Un analyste entreprenant une telle évaluation économique bénéficiera de l’ancienneté de cet outil d’aide à la formulation des politiques et à la sélection des projets d’investissement. Le très grand nombre de textes faisant autorité portant sur la théorie et la pratique de l’analyse coûts-avantages en offre une illustration, tout comme les lignes directrices officielles établies par des autorités nationales et supranationales ou par des organisations internationales. Ces sources indiquent assurément que cette évaluation soulève par ailleurs des interrogations tout aussi anciennes. Il peut notamment s’agir de préoccupations relatives au mode de répartition des coûts et des avantages entre les différents individus (dans les limites géographiques considérées) ou à la manière de traiter l’incertitude qui caractérise le profil temporel estimé de ces flux d’avantages nets.
Il convient cependant de préciser un fait important : un examen approprié de la justification économique de chacune des options de projet devra tenir compte des récentes évolutions de l’analyse coûts-avantages dans le domaine de l’environnement (ACAE).
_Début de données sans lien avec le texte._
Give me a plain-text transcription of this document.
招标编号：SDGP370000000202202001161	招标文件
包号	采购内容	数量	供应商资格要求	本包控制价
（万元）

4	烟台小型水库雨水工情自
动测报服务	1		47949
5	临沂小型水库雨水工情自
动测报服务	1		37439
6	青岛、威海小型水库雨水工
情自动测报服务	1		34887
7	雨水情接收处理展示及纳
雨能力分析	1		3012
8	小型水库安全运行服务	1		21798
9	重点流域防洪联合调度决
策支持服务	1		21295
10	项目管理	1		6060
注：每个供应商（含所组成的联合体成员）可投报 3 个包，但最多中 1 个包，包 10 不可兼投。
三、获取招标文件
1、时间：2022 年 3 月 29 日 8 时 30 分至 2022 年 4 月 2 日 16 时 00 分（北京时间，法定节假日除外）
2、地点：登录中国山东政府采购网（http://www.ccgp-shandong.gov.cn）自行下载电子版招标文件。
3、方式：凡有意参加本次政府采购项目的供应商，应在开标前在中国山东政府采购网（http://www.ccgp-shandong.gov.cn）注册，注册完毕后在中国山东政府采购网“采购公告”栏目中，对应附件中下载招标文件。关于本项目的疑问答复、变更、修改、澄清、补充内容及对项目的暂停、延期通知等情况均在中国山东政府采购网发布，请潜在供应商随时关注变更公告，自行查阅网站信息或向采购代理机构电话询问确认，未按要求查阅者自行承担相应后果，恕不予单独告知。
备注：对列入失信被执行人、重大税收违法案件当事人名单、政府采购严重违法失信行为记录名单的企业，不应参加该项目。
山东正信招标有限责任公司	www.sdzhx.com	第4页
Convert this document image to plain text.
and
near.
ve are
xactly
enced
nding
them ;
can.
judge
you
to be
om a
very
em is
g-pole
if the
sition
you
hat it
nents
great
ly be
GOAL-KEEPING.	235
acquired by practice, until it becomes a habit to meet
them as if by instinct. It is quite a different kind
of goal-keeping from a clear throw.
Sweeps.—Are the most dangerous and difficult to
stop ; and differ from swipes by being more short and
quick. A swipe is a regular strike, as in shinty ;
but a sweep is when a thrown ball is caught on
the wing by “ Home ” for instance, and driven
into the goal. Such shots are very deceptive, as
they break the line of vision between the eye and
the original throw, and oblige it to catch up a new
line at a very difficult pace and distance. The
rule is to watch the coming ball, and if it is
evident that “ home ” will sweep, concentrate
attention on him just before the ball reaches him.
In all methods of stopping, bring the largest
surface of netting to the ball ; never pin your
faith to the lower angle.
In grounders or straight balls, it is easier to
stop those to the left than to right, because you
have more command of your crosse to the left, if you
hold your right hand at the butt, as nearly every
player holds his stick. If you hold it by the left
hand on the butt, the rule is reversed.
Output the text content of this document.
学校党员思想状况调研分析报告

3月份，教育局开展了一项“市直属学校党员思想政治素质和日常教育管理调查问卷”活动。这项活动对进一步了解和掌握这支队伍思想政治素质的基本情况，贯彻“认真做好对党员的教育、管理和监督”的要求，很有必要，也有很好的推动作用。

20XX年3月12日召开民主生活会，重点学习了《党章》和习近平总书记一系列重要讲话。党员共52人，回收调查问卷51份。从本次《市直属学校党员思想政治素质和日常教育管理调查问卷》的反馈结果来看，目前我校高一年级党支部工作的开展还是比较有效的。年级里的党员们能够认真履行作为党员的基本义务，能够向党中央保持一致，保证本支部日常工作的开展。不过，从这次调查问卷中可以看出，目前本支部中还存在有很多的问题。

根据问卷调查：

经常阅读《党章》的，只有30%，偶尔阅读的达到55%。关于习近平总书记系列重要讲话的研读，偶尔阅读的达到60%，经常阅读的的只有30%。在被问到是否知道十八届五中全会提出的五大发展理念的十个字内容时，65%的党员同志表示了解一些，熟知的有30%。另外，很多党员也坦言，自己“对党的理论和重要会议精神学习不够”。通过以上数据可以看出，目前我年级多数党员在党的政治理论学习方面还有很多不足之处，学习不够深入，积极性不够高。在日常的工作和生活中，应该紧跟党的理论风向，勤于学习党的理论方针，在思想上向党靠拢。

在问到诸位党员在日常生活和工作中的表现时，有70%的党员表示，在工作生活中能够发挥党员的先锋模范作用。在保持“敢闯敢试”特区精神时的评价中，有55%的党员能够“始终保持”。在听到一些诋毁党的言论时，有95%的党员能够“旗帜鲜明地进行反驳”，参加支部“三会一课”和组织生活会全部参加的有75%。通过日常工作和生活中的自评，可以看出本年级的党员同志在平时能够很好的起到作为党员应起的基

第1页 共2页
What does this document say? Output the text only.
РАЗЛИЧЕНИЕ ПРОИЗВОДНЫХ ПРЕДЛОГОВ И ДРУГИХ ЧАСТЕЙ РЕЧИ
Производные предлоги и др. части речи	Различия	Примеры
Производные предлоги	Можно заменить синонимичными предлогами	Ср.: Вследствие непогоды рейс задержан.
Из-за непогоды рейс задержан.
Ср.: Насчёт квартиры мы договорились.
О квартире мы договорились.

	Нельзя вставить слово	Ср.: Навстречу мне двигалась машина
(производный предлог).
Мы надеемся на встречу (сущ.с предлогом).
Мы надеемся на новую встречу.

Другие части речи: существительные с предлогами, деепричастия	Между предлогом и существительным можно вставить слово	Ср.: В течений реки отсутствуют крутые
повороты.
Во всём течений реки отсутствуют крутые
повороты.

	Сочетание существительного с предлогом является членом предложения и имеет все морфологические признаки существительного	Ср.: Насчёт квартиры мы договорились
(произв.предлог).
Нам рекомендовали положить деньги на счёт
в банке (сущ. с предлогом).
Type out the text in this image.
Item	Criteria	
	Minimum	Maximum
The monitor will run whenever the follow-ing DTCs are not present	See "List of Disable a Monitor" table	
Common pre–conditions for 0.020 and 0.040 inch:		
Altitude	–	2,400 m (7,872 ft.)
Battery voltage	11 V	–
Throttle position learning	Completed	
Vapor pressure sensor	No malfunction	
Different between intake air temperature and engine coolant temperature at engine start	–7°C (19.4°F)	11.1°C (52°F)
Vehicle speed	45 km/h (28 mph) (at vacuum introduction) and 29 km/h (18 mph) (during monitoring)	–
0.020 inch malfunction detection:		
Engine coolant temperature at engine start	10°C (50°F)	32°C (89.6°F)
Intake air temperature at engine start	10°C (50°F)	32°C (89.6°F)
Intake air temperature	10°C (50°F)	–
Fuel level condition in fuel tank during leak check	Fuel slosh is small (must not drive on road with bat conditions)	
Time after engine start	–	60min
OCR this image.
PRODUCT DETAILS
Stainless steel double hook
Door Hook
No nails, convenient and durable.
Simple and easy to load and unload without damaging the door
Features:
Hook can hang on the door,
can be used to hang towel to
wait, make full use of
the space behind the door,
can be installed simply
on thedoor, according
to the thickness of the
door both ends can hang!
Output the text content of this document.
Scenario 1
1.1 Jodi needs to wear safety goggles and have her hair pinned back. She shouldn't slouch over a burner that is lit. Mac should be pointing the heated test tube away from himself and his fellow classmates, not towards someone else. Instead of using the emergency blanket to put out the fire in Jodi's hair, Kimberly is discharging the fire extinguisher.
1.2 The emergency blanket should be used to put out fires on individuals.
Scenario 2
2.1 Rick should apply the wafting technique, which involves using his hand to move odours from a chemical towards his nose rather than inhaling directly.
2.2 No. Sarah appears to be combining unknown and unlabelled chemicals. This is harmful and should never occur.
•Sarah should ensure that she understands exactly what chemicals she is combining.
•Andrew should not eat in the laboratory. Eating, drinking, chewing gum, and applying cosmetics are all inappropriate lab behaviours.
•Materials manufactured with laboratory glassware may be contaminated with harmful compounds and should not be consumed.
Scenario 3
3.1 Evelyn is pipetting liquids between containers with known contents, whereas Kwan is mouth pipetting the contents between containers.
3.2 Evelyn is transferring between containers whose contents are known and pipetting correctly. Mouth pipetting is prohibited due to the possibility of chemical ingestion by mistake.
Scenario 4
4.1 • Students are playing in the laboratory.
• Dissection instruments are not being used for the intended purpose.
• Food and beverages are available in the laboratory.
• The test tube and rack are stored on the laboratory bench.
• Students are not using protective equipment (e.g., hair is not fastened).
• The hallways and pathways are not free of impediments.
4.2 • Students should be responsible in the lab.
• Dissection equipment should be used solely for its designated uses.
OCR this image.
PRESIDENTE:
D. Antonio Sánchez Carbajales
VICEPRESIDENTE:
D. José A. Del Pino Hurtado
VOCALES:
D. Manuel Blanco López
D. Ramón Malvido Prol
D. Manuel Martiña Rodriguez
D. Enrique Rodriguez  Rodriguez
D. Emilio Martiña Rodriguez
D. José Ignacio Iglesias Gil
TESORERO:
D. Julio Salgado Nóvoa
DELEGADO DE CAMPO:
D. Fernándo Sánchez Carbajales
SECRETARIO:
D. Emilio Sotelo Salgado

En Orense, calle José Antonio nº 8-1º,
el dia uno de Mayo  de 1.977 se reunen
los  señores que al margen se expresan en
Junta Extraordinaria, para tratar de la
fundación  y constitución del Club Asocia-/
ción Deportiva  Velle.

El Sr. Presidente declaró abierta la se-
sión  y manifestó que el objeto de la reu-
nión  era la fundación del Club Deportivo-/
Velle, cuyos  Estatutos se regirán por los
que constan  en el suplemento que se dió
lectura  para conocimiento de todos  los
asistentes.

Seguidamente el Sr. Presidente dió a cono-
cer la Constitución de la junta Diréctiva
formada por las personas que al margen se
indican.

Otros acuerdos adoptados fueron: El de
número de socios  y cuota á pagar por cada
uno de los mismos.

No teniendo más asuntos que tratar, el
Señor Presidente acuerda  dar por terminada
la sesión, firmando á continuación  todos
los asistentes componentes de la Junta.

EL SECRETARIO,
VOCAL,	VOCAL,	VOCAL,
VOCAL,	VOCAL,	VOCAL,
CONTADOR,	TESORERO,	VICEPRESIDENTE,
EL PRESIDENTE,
Celle-ci correspond à l’application de l’ACA aux projets ou politiques visant explicitement à une amélioration de l’environnement ou ayant d’une manière ou d’une autre un effet indirect sur les milieux naturels. Dans le cas de l’exemple ci-dessus, elle est pertinente pour un certain nombre de raisons. Chacune des options aura des conséquences très différentes du point de vue de l’atténuation du changement climatique, de sorte que les analystes pourraient devoir trouver une estimation des coûts sociaux du carbone. La contribution de chaque option à la qualité locale de l’air sera de même sensiblement différente et, pour en estimer la valeur, il sera nécessaire d’établir le lien entre les émissions (de substances polluantes telles que les particules) de la centrale au charbon, par exemple, et (les variations de) la pollution de l’air ambiant là où les gens vivent, puis d’évaluer en dernier lieu les risques environnementaux (relatifs) qui s’ensuivent pour la santé humaine.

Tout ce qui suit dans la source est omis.